Found the smaller multiple of $2019$ of the form $abcabc\dots abc$, where $a,b$ and $c$ are digits.

Let $ABCD$ a convex quadrilateral. Suppose that the circumference with center $B$ and radius $BC$ is tangent to $AD$ in $F$ and the circumference with center $A$ and radius $AD$ is tangent to $BC$ in $E$. Prove that $DE$ and $CF$ are perpendicular.

Eight teams are competing in a tournament all against all (every pair of team play exactly one time among them). There are not ties and both results of every game are equally probable. What is the probability that in the tournament every team had lose at least one game and won at least one game?

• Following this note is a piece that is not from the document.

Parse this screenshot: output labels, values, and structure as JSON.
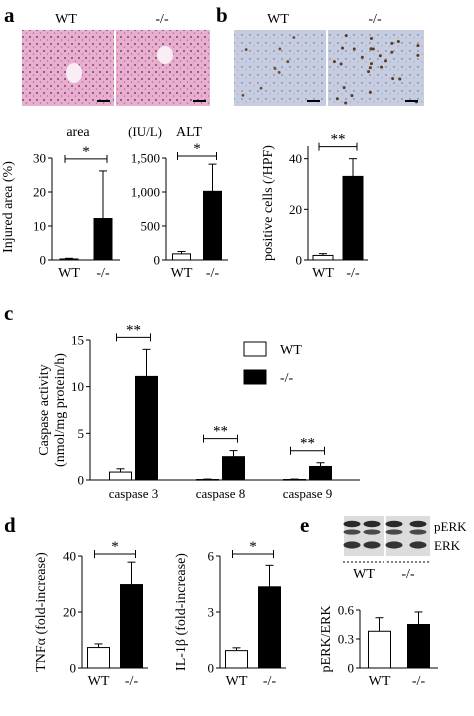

Let $\Gamma$ a circumference. $T$ a point in $\Gamma$, $P$ and $A$ two points outside $\Gamma$ such that $PT$ is tangent to $\Gamma$ and $PA=PT$. Let $C$ a point in $\Gamma (C\neq T)$, $AC$ and $PC$ intersect again $\Gamma$ in $D$ and $B$, respectively. $AB$ intersect $\Gamma$ in $E$. Prove that $DE$ it´s parallel to $AP$

Let $n$ a natural number and $A=\{1, 2, 3, \cdots, 2^{n+1}-1\}$. Prove that if we choose $2n+1$ elements differents of the set $A$, then among them are three distinct number $a,b$ and $c$ such that $$bc<2a^2<4bc$$

Let $p\geq 3$ a prime number, $a$ and $b$ integers such that $\gcd(a, b)=1$. Let $n$ a natural number such that $p$ divides $a^{2^n}+b^{2^n}$, prove that $2^{n+1}$ divides $p-1$.